Il museo che visitiamo poco distante basa la sua esistenza su una serie di dipinti murali ritrovati in una abitazione all'inizio del secolo scorso. In quell'epoca le tecniche di conservazione non erano tali da garantire una completa leggibilità nel tempo dei magnifici disegni, ma quanto riusciamo a vedere è affascinante. Tutt'attorno alla sala centrale dei dipinti il museo conserva una serie di manufatti ceramici a testimonianza della civiltà nei vari periodi storici della zona ed una ricostruzione delle vicende del posto.

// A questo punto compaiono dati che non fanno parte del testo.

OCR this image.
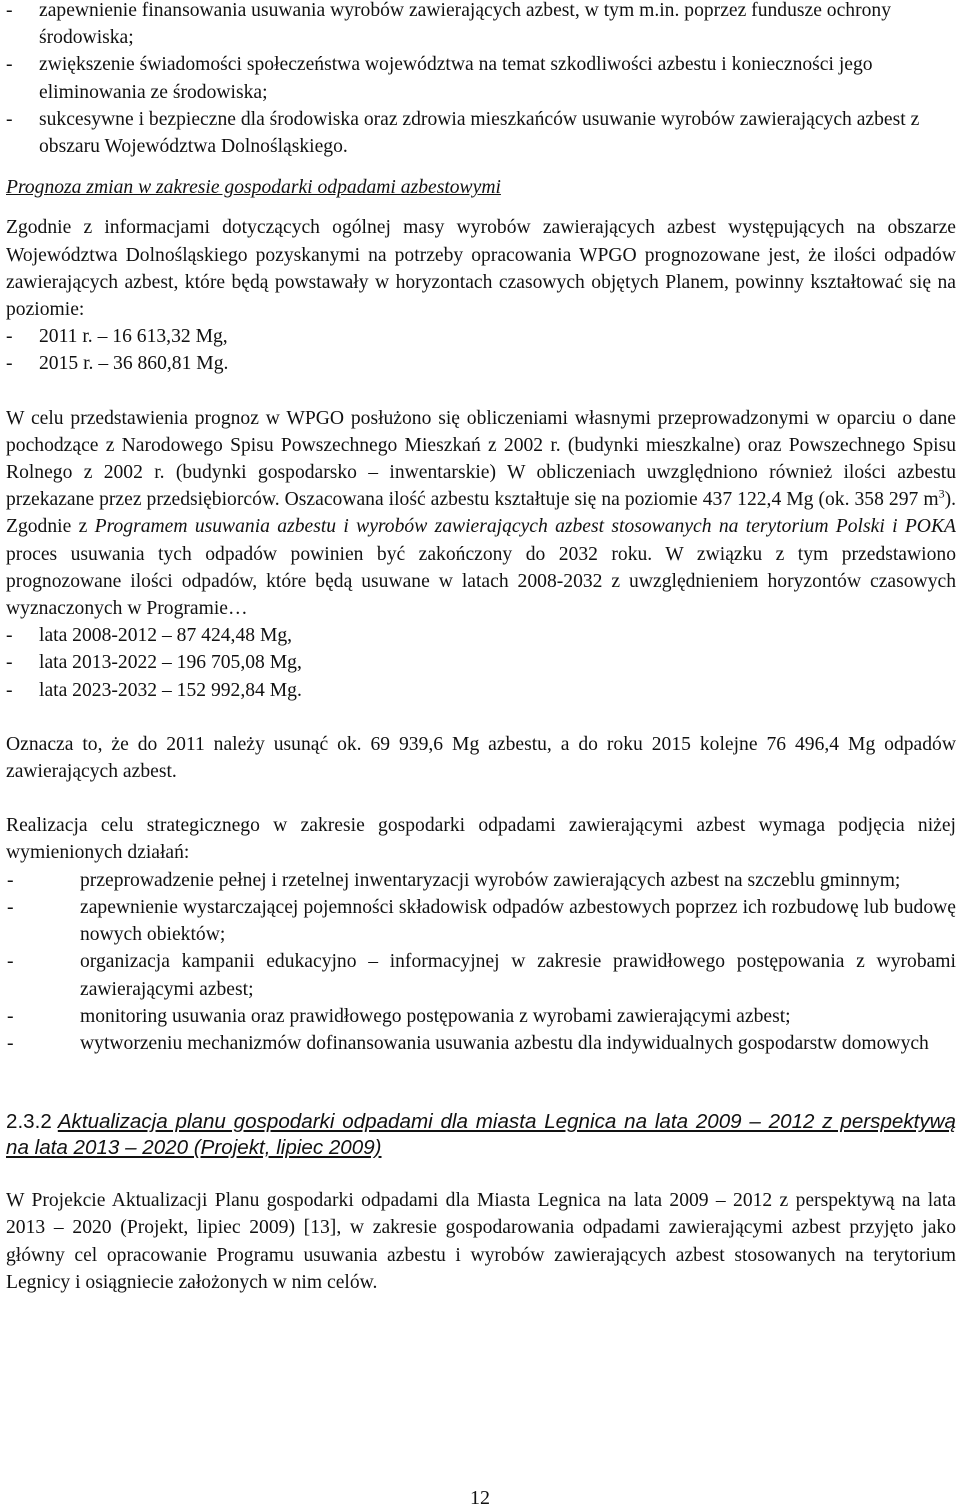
- zapewnienie finansowania usuwania wyrobów zawierających azbest, w tym m.in. poprzez fundusze ochrony środowiska;
- zwiększenie świadomości społeczeństwa województwa na temat szkodliwości azbestu i konieczności jego eliminowania ze środowiska;
- sukcesywne i bezpieczne dla środowiska oraz zdrowia mieszkańców usuwanie wyrobów zawierających azbest z obszaru Województwa Dolnośląskiego.

Prognoza zmian w zakresie gospodarki odpadami azbestowymi

Zgodnie z informacjami dotyczących ogólnej masy wyrobów zawierających azbest występujących na obszarze Województwa Dolnośląskiego pozyskanymi na potrzeby opracowania WPGO prognozowane jest, że ilości odpadów zawierających azbest, które będą powstawały w horyzontach czasowych objętych Planem, powinny kształtować się na poziomie:

- 2011 r. – 16 613,32 Mg,
- 2015 r. – 36 860,81 Mg.

W celu przedstawienia prognoz w WPGO posłużono się obliczeniami własnymi przeprowadzonymi w oparciu o dane pochodzące z Narodowego Spisu Powszechnego Mieszkań z 2002 r. (budynki mieszkalne) oraz Powszechnego Spisu Rolnego z 2002 r. (budynki gospodarsko – inwentarskie) W obliczeniach uwzględniono również ilości azbestu przekazane przez przedsiębiorców. Oszacowana ilość azbestu kształtuje się na poziomie 437 122,4 Mg (ok. 358 297 $m^3$). Zgodnie z Programem usuwania azbestu i wyrobów zawierających azbest stosowanych na terytorium Polski i POKA proces usuwania tych odpadów powinien być zakończony do 2032 roku. W związku z tym przedstawiono prognozowane ilości odpadów, które będą usuwane w latach 2008-2032 z uwzględnieniem horyzontów czasowych wyznaczonych w Programie…

- lata 2008-2012 – 87 424,48 Mg,
- lata 2013-2022 – 196 705,08 Mg,
- lata 2023-2032 – 152 992,84 Mg.

Oznacza to, że do 2011 należy usunąć ok. 69 939,6 Mg azbestu, a do roku 2015 kolejne 76 496,4 Mg odpadów zawierających azbest.

Realizacja celu strategicznego w zakresie gospodarki odpadami zawierającymi azbest wymaga podjęcia niżej wymienionych działań:

- przeprowadzenie pełnej i rzetelnej inwentaryzacji wyrobów zawierających azbest na szczeblu gminnym;
- zapewnienie wystarczającej pojemności składowisk odpadów azbestowych poprzez ich rozbudowę lub budowę nowych obiektów;
- organizacja kampanii edukacyjno – informacyjnej w zakresie prawidłowego postępowania z wyrobami zawierającymi azbest;
- monitoring usuwania oraz prawidłowego postępowania z wyrobami zawierającymi azbest;
- wytworzeniu mechanizmów dofinansowania usuwania azbestu dla indywidualnych gospodarstw domowych

2.3.2 Aktualizacja planu gospodarki odpadami dla miasta Legnica na lata 2009 – 2012 z perspektywą na lata 2013 – 2020 (Projekt, lipiec 2009)

W Projekcie Aktualizacji Planu gospodarki odpadami dla Miasta Legnica na lata 2009 – 2012 z perspektywą na lata 2013 – 2020 (Projekt, lipiec 2009) [13], w zakresie gospodarowania odpadami zawierającymi azbest przyjęto jako główny cel opracowanie Programu usuwania azbestu i wyrobów zawierających azbest stosowanych na terytorium Legnicy i osiągniecie założonych w nim celów.

12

Flora ci spiega con passione ogni cosa e le dispiace se non stiamo ad ascoltala con attenzione.
Risaliamo sul pullman che è stato opportunamente parcheggiato all'ombra dei pochi alberi della zona.
La prossima tappa è l'Ulugbek's observatory che si trova su un piccolo rialzo del terreno. Al nostro arrivo, come in tutti i luoghi visitati nella giornata, le donne che presidiano il posto si affannano a far pagare il ticket per le foto, doppio per la videocamera. Mi accingo a filmare e capisco il perché di tanto affanno: oltre al panorama ed ai resti del sestante interrato non c'è nient'altro da fotografare.

Dopo le esaurienti spiegazioni di Flora ripartiamo diretti alla necropoli di Shakmi Zinda, grosso complesso cimiteriale con costruzioni e tombe che si trovano vicine a quella principale del santo.
Il sole è già basso sull'orizzonte ed accende il blu delle maioliche assieme all'ocra dei mattoni e della terra. Non abbiamo molto tempo: alle 18 ci aspetta nella Sherdor Madrasah uno spettacolo che racconta la storia di un amore contrastato.

Al centro del cortile è stato allestita una predella come palcoscenico ed attorno i triclini dove ci accomodiamo per assistere alla rappresentazione. Abbiamo fatto aspettare gli altri spettatori che ora ci guardano mostrando stizziti il loro disappunto. Lo spettacolo è piacevole ed alla fine gli attori coinvolgono alcuni di noi in un ballo collettivo.
Una breve sosta in albergo e poi cena tipica nel ristorante della signora Muboro. Approfittiamo del fatto che la maggior parte delle persone attorno a noi sia astemia e facciamo incetta delle bottiglie di vino sui tavoli. Come se non bastasse accettiamo anche l'offerta di un bicchierino di vodka per il brindisi finale e così la serata termina con un gruppo di cinque persone particolarmente allegro.
Un'ultima visita alla piazza Registhan per ammirare le facciate delle madrase illuminate da una tenue luce ed alle 23 rientriamo in albergo.
Domani si parte con un altro pullman che sembra abbia un'aria condizionata favolosa: arriveremo a Bukara congelati?